The most active acquirers of mortgage lenders in 2005 were banks, thrifts and real estate investment trusts (REITs) that were not already megaplayers in the business. The recurring theme throughout these deals was that the targets were complementary to the acquirer's existing business.
Mortgage lenders have long been attractive acquisition targets for commercial banks. They serve as vehicles for asset generation, and create opportunities for asset diversification and cross-selling. A number of banks acquired mortgage lenders in 2005.
The most notable of such transactions was San Juan, Puerto Rico-based Popular Inc.'s acquisition of Pleasanton, California-based E-LOAN Inc. As Popular seeks to expand its presence in the U.S. mainland, the acquisition provides the opportunity for increased penetration in the U.S. market, complementing its existing nonprime and warehouse lending businesses, and the opportunity to enhance Popular's technology platform.

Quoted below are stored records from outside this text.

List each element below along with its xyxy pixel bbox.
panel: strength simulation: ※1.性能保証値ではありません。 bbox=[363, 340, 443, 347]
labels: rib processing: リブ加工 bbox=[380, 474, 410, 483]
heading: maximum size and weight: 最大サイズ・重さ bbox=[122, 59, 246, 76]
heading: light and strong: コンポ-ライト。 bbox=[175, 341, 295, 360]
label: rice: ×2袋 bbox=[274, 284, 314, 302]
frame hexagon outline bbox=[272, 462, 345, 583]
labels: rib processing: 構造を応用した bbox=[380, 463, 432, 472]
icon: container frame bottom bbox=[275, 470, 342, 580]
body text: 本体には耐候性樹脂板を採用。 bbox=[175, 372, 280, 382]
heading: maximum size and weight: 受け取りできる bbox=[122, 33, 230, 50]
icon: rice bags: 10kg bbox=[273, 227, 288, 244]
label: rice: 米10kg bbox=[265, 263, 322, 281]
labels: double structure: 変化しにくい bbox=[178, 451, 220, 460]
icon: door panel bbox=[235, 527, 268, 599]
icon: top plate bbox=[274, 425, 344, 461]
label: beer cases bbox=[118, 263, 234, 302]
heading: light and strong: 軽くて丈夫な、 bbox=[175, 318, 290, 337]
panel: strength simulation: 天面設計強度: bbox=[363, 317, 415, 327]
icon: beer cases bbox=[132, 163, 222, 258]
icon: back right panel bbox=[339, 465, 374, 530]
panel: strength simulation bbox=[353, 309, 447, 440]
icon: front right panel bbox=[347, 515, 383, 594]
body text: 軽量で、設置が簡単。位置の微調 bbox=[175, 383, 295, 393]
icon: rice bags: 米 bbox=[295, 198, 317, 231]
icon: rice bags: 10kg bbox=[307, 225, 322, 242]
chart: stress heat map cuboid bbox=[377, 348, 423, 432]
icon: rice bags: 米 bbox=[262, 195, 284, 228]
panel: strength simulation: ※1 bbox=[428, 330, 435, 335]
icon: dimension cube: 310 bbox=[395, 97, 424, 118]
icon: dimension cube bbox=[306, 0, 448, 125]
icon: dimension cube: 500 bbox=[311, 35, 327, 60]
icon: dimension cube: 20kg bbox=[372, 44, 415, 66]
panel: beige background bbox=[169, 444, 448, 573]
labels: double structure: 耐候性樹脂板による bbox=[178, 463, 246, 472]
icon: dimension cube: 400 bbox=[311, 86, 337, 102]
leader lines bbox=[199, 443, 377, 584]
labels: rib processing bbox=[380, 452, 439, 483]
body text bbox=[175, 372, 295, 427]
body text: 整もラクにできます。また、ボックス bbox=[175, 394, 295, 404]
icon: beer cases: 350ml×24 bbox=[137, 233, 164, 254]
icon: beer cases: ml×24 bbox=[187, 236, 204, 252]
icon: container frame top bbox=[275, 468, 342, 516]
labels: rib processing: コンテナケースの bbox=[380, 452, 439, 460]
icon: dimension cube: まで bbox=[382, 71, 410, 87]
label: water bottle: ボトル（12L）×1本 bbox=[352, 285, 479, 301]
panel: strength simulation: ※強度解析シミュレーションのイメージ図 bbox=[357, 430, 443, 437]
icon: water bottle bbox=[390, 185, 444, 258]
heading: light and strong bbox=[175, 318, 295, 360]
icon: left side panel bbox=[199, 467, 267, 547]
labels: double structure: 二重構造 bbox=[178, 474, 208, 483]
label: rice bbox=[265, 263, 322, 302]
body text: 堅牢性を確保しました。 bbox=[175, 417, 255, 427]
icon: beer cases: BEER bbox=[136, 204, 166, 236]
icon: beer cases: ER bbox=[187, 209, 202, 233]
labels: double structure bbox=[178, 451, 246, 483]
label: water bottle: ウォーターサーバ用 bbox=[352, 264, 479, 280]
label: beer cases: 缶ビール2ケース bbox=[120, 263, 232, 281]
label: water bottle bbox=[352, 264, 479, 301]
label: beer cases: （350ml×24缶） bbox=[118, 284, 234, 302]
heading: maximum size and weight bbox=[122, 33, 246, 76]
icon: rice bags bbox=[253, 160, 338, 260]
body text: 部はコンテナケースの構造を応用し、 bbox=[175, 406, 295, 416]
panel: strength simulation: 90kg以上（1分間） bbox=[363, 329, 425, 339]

In September 2005, Charlotte, North Carolina-based Wachovia Corporation announced it had signed a definitive agreement to acquire San Diego-based AmNet Mortgage Inc. and planned to integrate the company into its fixed-income division. AmNet's stable production of alternative-A paper is a valuable source of captive volume for Wachovia's securitization business. Being able to source product internally rather than rely on the wholesale market should result in lower origination costs, especially in the explosive alt-A sector, which has grown rapidly in the last couple years and sports fierce competition.